Der Verwender kann einer an sich überraschenden Klausel diesen Charakter nehmen. Bestimmungen, mit denen die andere Vertragspartei nicht von Anfang an rechnen musste, können im Einzelfall durch einen sehr eindeutigen Hinweis ihren Überraschungseffekt verlieren. Hat der Verwender die Erwartung an eine abweichende Klausel geweckt, muss der Hinweis insbesondere hinreichend individuell sein, um die Fehlvorstellung zu korrigieren. Beruht die abweichende Erwartung des Vertragspartners darauf, dass die Klausel allgemein objektiv ungewöhnlich ist, verliert sie ihren Überraschungscharakter, wenn der Vertragspartners in sinnerfassender Weise von ihr tatsächlich Kenntnis genommen hat. Aus dem bloßen Durchlesen kann hierauf aber nicht geschlossen werden. Es muss eine tatsächliche Kenntnisnahme zum Ausdruck kommen.
3. Die Kaffeebezugsklausel des V ist nicht überraschend, da K von ihr in sinnerfassender Weise tatsächlich Kenntnis genommen hat.
Genau, so ist das!
Der Verwender kann einer an sich überraschenden Klausel diesen Charakter nehmen. Beruht die abweichende Erwartung des Vertragspartners darauf, dass die Klausel allgemein objektiv ungewöhnlich ist, verliert sie ihren Überraschungscharakter wenn der Vertragspartners in sinnerfassender Weise von ihr tatsächlich Kenntnis genommen hat. Aus dem bloßen Durchlesen kann hierauf aber nicht geschlossen werden. Die Kaffeebezugsklausel ist beim Kauf einer Kaffeemaschine objektiv überraschend. K erklärt V, dass sie eh bei ihm Kaffee kauft und die Kaffeebezugsklausel daher nicht schlimm findet. Das zeigt, dass sie die Klausel im Sinn erfasst und von ihr tatsächlich Kenntnis genommen hat. Daher ist die Klausel nicht mehr als überraschend anzusehen.

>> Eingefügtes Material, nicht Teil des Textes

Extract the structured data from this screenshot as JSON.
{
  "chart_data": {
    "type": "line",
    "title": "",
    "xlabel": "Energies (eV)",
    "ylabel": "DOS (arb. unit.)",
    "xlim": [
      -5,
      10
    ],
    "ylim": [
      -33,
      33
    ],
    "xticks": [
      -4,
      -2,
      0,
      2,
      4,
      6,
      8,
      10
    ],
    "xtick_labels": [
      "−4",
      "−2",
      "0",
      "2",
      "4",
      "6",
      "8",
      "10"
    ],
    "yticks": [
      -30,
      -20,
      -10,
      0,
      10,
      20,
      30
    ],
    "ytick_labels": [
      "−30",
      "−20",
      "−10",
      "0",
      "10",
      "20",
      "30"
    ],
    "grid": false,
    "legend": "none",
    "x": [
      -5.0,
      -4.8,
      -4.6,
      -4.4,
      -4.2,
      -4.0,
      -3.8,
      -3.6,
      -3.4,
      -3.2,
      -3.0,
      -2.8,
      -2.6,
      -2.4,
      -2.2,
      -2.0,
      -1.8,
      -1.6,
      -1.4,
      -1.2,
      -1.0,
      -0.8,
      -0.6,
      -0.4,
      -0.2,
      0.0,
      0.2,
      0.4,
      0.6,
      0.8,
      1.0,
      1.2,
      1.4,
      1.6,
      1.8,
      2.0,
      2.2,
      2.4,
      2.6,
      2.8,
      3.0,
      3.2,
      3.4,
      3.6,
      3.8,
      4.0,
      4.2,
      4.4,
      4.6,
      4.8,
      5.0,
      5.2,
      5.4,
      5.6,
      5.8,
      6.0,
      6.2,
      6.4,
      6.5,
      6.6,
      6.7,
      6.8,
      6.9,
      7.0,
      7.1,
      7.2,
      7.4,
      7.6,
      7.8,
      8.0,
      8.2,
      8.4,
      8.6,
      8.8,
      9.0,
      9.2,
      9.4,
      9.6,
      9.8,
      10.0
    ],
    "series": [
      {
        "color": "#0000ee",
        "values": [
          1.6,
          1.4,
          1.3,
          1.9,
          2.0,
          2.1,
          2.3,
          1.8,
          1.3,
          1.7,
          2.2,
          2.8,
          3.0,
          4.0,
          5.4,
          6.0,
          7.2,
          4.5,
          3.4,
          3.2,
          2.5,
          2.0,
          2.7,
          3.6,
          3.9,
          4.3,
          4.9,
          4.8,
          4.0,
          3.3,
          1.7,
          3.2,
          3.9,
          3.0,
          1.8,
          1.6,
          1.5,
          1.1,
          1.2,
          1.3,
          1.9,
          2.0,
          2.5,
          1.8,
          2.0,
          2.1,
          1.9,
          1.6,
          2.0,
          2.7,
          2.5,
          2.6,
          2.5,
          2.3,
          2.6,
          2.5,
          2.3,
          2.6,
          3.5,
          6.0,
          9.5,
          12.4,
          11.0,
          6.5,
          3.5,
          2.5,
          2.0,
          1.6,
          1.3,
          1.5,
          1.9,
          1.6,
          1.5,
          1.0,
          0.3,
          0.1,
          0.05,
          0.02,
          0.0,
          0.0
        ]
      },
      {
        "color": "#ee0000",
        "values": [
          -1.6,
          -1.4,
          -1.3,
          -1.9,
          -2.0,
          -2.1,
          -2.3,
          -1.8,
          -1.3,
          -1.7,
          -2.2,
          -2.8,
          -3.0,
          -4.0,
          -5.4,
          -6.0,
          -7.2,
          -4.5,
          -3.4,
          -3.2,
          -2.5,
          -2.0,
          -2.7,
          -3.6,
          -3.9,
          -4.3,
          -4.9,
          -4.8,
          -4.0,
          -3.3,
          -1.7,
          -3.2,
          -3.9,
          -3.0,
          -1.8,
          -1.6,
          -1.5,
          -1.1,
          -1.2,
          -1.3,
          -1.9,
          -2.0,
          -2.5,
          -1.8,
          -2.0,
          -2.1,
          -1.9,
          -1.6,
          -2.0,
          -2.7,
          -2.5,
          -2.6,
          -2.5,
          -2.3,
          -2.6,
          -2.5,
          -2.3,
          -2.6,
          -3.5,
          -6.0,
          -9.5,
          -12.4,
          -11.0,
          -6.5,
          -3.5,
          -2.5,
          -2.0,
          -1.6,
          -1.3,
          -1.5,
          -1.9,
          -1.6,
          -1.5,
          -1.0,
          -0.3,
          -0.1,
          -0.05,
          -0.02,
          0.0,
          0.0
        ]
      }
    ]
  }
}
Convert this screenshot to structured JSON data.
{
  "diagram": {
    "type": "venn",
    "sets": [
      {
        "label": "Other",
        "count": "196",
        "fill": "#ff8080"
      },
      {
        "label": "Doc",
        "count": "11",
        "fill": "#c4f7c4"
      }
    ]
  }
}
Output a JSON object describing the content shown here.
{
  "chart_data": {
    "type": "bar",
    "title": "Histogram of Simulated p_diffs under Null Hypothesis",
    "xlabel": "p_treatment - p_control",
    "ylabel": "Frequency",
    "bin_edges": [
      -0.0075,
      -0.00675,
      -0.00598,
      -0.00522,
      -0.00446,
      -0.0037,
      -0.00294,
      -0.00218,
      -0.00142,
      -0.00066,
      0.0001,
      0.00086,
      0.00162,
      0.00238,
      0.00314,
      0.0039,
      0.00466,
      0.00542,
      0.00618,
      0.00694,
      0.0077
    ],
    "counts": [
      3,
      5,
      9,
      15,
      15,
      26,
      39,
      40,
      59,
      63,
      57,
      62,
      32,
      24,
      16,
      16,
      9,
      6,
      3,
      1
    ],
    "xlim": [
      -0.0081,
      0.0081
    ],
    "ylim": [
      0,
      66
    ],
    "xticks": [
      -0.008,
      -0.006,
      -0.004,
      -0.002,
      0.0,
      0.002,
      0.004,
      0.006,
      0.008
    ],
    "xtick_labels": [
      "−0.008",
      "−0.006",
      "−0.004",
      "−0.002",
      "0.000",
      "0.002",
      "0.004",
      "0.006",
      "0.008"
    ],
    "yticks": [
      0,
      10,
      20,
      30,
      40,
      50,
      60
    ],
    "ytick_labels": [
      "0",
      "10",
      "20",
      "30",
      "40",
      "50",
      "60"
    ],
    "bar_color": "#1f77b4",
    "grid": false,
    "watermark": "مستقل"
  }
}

4. Die Kaffeebezugsklausel ist nicht überraschend und infolgedessen inhaltlich wirksam.
Nein, das trifft nicht zu!
Achtung! Liegen die Einbezugsvoraussetzungen des § 305 BGB vor und ist die Klausel nicht nach § 305c Abs. 1 BGB überraschend, wird diese lediglich wirksam in den Vertrag einbezogen, also Vertragsbestandteil. Die inhaltliche Wirksamkeit der Klausel muss danach noch anhand der §§ 307 ff. BGB geprüft werden. Da die Einbezugsvoraussetzungen des § 305 BGB vorliegen und die Kaffeebezugsklausel aufgrund der tatsächlichen Kenntnisnahme der K auch nicht überraschend war, wurde die Klausel wirksam in den Vertrag einbezogen, also Vertragsbestandteil.